As for our hopes and expectations… mainly, improve from last season and build up our place beside the top ice dance teams. We don’t have as clearer goals as placements because we understand this season is a transitional one; a lot of teams stopped or split up and it’s the start of a new generation looking for the next Olympic cycle. What we are really excited about is to have the second Spanish team at the Europeans. Hopefully we can open a second place for next year’s Worlds, that will be our biggest challenge.
Having been invited to skate in the gala of the Grand Prix Final in Barcelona, have you thought about a particular program to do on that occasion?
We are really excited with this event being in Barcelona and having the chance to be part of it in a way. Of course, we are thinking on a few programs we could do there, maybe an adaptation of our FD from last year. It’s a very special piece for us and everyone seems to want to see it over and over again (smiling). This time we will use the costumes and all. We couldn’t use them in Bombard because we left them in Montreal… But first we will have to make a decision about what we will do…
In retrospect, how was this first participation in the Grand Prix circuit? A roller coaster?
Actually, we did already participate in Bombard two years ago. But this is the first year we had two Grand Prix, and it has been really exciting, all part of gaining experience in this sport. We would have liked to be much more prepared, but you can’t predict injuries…
If you look at your competitors’ short dances for this season, is it one that you like more than others in terms of interpretation, attitude? And I’m asking that from a double perspective: you’re their fellow competitor, but also a Spaniard with a particular feel for this music…
We really like the ones of our teammates, not just Gabriella and Guillaume, but also the Canadian team of Elisabeth Paradis and François-Xavier Ouellette and the Danish Laurence Fournier and Nikolaj Sorensen. They all learned how to move very well and they made a great effort to make sure it was right. It was actually funny because they would ask us: “Hey, am I moving my hands well?” or… “Is this too much?” Like we were pros… but the reality is that we are far from pros (laughing).

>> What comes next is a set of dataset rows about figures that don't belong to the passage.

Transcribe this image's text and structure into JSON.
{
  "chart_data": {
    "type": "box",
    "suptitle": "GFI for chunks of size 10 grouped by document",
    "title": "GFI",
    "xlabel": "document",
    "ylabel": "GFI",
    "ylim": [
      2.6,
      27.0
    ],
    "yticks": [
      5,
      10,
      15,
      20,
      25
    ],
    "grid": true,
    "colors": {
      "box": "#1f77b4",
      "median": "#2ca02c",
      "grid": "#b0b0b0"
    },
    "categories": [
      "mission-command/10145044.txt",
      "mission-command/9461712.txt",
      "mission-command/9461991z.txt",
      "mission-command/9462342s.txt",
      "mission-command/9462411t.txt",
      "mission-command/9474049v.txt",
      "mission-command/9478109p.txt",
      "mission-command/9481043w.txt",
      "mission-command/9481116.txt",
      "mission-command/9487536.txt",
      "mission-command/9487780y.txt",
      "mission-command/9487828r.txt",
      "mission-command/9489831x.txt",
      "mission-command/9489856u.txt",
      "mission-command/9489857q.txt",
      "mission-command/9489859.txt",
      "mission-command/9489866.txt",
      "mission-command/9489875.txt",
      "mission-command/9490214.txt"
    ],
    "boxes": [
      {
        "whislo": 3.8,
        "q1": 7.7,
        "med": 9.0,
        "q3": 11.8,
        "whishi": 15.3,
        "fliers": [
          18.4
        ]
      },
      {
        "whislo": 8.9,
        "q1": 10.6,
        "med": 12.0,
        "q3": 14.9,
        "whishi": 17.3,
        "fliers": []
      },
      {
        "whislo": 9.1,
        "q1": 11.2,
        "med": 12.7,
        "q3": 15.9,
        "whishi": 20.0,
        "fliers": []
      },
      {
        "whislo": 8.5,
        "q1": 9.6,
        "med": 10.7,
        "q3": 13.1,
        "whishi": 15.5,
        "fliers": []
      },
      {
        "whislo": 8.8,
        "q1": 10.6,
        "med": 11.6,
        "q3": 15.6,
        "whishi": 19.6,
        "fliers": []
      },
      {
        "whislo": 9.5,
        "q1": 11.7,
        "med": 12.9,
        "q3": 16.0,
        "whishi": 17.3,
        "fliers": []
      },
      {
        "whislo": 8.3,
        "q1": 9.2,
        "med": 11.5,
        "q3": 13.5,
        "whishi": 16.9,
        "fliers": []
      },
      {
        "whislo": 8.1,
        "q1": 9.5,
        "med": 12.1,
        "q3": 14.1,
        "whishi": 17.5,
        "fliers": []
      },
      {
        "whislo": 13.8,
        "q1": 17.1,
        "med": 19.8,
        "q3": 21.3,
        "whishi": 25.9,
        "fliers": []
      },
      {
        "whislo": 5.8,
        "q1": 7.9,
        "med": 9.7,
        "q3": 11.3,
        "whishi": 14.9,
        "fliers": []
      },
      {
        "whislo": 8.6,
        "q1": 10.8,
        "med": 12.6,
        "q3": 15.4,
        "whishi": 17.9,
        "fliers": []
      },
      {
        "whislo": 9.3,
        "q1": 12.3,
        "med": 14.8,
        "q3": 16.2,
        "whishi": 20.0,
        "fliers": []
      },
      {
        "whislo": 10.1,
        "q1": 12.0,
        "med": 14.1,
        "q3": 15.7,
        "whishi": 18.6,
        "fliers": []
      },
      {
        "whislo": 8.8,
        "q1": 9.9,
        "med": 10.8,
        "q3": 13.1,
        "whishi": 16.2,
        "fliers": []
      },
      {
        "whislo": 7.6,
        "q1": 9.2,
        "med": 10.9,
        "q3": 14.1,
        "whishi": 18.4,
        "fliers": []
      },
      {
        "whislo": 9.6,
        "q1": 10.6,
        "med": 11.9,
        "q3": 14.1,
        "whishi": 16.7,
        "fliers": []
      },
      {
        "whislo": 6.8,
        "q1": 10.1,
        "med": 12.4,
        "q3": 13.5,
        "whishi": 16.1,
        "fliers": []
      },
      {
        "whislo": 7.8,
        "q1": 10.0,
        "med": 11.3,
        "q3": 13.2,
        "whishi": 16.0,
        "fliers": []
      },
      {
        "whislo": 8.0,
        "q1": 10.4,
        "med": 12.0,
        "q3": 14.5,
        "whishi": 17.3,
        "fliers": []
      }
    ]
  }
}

Overall, there are many kinds of programs, but, again, it’s really hard to play the big broad flamenco dancing in just 3 minutes with a bunch of rules and elements to do. Flamenco is really big and to master it you need a lot of practice and time, because you also have to feel it in order to make it look good, so let’s say that I thought it will be easier.
At the end of this particular interview, I’d like you to come back to something you said at the beginning: “It’s mainly why we skate how we skate, we want to make people feel, not just get points, that’s another battle to fight…” Would you like to elaborate on that? That’s probably one of the most beautiful (and interesting) things someone has told me when it comes to figure skating…
How can I explain it… In every piece of art, the main objective is to transmit something, a feeling an emotion. In every song, movie, painting etc., there is an emotion to give to the one watching or listening – and we see our skating like this. Of course, to get results there is so much more to do, but our main motivation is that. If not, we wouldn’t enjoy it as much; we would get bored by the middle of the season if we didn’t skate a program which we could tell a story. It’s the special part of this sport: it’s not just about scoring a goal or running faster than the others, you can touch people with your performances and create little pieces of art. I personally find this much more motivating than getting points, they are just numbers, memories are forever.